Mais si les Etats-Unis peuvent accélérer la croissance mondiale, ils peuvent aussi la freiner, notamment si la rhétorique protectionniste de Donald Trump se traduit dans les faits. C’est ce qu’estime Nariman Behravesh, économiste chez IHS Consulting. “Si on assiste à un populisme positif pour la croissance, très bien et je crois que c’est ce qui va se passer, fait-il remarquer. Mais si un populisme protectionniste se met en place, alors ce sera un désastre pour les Etats-Unis, la Chine et de nombreuses régions du monde : le scénario, ce sera la récession,” affirme-t-il. Il est clair que 2017 nous réserve des changements radicaux aux Etats-Unis avec des répercussions dans le monde entier.

“Faire des pronostics à Davos n’est vraiment pas facile”

A Davos, on ne parle que des bouleversements économiques et géopolitiques de l’année qui vient de s‘écouler. Qu’en est-il de 2017 ? Voici ce que nous ont répondu quelques-uns des délégués.

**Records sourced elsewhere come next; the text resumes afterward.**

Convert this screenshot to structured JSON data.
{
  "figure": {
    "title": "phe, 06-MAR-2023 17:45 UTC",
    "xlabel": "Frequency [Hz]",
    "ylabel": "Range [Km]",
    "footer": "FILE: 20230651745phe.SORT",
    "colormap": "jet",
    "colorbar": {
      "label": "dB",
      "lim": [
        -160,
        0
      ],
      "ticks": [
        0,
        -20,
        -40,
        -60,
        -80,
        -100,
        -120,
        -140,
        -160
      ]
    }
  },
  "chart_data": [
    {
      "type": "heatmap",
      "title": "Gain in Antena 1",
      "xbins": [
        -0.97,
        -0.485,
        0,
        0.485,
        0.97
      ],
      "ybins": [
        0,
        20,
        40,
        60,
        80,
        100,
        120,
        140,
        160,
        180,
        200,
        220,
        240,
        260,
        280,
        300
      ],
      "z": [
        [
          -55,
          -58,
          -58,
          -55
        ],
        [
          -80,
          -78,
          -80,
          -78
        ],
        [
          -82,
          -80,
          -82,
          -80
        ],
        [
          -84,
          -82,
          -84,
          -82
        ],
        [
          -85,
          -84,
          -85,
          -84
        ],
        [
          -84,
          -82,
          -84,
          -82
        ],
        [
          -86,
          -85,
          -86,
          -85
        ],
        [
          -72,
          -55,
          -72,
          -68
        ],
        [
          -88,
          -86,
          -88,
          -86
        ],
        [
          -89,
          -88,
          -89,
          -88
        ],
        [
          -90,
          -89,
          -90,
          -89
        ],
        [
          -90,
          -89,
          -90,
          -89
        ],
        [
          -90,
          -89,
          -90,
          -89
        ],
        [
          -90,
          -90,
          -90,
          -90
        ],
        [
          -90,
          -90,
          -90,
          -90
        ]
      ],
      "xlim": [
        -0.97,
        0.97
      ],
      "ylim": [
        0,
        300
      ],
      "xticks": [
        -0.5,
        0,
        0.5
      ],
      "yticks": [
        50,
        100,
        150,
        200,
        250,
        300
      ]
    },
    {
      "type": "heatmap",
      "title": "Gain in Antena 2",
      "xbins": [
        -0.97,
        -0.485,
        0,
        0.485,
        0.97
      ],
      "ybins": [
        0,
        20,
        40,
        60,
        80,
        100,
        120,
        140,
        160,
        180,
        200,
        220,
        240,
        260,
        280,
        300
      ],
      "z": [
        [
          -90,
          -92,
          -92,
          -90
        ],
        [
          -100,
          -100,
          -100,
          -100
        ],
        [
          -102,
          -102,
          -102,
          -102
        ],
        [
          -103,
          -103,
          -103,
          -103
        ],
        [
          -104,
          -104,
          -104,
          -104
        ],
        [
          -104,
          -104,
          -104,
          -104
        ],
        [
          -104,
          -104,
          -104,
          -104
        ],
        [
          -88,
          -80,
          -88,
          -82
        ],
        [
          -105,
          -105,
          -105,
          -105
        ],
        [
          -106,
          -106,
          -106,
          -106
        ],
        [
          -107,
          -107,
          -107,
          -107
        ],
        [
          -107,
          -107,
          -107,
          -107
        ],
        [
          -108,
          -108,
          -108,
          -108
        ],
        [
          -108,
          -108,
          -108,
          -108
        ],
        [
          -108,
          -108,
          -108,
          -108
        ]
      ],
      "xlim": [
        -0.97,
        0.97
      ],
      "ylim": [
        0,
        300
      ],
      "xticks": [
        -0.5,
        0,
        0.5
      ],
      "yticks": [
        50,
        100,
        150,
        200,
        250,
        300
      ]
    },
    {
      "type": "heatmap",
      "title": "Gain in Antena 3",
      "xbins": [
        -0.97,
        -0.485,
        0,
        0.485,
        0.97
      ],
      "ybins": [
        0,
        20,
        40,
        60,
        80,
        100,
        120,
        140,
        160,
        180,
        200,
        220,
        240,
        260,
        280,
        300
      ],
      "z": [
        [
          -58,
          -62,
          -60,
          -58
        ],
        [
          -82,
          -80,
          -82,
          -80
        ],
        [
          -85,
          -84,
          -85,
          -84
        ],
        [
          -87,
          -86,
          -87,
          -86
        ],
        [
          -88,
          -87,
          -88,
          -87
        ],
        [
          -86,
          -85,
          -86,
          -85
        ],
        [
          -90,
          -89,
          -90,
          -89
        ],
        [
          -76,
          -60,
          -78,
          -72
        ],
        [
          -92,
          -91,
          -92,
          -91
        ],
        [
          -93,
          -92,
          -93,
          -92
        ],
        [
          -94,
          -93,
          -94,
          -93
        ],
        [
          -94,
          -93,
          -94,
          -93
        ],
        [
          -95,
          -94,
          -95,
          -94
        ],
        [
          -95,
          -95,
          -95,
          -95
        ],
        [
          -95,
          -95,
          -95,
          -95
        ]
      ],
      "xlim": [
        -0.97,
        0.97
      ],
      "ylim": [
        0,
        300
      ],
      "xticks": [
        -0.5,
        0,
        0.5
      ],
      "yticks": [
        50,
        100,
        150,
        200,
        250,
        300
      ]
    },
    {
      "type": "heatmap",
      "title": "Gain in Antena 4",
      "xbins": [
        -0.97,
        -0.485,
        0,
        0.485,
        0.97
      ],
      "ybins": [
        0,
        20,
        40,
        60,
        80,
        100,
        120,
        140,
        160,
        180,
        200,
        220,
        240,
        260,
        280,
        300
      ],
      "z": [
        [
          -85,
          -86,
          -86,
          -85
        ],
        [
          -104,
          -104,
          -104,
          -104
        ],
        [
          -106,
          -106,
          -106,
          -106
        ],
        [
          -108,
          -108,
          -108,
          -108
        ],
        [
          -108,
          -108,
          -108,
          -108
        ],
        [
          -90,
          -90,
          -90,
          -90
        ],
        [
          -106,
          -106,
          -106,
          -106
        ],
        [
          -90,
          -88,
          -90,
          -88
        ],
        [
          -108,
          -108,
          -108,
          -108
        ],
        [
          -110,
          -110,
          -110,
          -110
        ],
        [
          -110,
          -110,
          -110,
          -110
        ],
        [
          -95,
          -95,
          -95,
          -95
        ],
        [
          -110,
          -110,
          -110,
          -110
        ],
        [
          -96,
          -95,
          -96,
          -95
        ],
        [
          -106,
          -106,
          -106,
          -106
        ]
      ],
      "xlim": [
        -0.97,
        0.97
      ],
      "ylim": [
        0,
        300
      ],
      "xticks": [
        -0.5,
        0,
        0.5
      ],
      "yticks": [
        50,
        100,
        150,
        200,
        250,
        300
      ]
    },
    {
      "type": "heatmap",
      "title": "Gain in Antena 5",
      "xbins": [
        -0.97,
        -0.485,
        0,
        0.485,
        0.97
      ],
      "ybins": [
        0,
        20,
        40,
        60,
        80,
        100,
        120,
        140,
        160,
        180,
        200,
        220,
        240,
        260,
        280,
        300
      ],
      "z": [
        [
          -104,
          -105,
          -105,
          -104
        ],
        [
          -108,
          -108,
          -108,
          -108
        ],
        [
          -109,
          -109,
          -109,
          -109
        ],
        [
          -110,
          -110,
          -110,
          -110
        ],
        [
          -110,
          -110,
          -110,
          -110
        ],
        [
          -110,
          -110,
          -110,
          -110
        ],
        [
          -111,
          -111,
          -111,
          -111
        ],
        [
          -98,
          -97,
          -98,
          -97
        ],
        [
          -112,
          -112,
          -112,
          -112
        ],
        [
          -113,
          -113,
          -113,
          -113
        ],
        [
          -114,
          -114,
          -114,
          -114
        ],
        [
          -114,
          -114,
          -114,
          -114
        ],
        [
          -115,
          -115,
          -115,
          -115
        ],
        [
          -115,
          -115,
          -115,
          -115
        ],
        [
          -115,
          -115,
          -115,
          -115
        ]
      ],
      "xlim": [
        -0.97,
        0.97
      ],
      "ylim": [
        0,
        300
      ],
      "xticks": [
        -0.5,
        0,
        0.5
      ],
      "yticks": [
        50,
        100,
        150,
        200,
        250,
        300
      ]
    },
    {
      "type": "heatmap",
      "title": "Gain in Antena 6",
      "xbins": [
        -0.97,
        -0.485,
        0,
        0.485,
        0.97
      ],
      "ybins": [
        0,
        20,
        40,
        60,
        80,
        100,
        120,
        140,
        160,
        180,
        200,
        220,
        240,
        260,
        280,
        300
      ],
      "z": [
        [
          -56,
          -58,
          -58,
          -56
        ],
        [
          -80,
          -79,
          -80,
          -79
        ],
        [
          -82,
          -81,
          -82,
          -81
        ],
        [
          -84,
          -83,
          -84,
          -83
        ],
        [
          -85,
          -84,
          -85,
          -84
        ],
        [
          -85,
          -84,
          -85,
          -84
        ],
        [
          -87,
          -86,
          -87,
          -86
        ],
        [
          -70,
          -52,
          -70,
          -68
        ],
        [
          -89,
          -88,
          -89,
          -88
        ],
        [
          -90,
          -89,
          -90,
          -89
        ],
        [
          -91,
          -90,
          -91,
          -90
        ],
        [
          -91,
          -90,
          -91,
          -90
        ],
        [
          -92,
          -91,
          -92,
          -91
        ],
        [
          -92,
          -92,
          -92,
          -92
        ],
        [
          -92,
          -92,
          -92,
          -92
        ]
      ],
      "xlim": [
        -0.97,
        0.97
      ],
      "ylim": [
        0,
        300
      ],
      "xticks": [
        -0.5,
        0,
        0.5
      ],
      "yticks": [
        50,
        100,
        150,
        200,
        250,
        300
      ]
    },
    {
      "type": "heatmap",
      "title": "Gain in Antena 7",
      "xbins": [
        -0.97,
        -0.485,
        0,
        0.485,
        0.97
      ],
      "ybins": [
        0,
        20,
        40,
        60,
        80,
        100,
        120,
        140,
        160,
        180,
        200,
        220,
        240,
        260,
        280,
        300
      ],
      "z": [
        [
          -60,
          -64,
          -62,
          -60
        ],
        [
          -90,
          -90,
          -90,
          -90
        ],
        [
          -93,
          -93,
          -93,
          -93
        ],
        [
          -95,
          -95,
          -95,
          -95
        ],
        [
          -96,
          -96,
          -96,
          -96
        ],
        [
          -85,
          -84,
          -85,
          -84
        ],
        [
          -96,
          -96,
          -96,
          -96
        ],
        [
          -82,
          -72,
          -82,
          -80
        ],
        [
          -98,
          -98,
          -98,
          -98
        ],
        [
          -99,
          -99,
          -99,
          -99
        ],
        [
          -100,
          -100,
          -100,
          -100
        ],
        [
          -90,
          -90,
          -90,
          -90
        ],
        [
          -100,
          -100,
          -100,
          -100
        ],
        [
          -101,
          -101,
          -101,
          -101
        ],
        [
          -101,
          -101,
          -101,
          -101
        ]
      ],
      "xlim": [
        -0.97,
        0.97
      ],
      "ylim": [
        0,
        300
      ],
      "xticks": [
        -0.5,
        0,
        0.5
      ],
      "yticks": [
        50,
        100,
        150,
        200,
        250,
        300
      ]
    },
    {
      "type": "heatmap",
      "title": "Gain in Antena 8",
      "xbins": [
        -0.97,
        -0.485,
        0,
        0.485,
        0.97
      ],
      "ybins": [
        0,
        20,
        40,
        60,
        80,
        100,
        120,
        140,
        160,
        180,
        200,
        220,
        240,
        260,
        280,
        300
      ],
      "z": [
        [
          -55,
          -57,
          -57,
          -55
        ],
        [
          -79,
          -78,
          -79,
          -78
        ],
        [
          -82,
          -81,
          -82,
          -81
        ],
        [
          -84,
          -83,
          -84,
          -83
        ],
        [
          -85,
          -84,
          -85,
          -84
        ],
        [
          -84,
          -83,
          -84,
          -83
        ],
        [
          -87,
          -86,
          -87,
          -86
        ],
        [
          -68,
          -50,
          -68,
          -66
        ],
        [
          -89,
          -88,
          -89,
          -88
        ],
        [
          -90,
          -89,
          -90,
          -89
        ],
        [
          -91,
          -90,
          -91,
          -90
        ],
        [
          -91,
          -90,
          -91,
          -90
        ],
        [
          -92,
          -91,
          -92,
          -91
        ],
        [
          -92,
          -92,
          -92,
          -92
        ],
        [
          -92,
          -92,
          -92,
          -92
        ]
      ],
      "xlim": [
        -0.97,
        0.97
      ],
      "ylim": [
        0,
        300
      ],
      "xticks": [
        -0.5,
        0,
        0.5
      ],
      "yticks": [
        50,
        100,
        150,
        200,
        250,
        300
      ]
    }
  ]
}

“Dans la vie, les choses fonctionnent de manière cyclique, avec des hauts et des bas, estime Rosan Roeslani, président de la Chambre de commerce indonésienne. Mais je crois qu’il faut toujours être optimiste et regarder vers l’avenir,” souligne-t-il.

Anat Bar-Gera, présidente de Cyverse AG, indique pour sa part : “J’espère vraiment que cette catégorie de la population mondiale – à savoir : les leaders, les privilégiés, les riches – sera capable cette année de tenir compte, de s’occuper et de régler les problèmes de l’autre catégorie que sont les réfugiés, les gens qui traversent les mers et les enfants de Syrie. Tous ces problèmes ne sont pas encore réglés malheureusement,” déplore-t-elle.

Dhruv Sawhney, président de Triveni Turbine Ltd., fait de son côté remarquer : “Chaque année à Davos, on espère que certaines choses vont arriver et elles ne se produisent jamais. Je viens ici depuis 25 ans, raconte-t-il. Il y a deux-trois ans, on n’aurait jamais pu imaginer qu’en Inde, Narendra Modi deviendrait Premier ministre, que le Brexit aurait lieu ou que Donald Trump serait élu : faire des pronostics à Davos n’est vraiment pas facile,” conclut-il dans un sourire.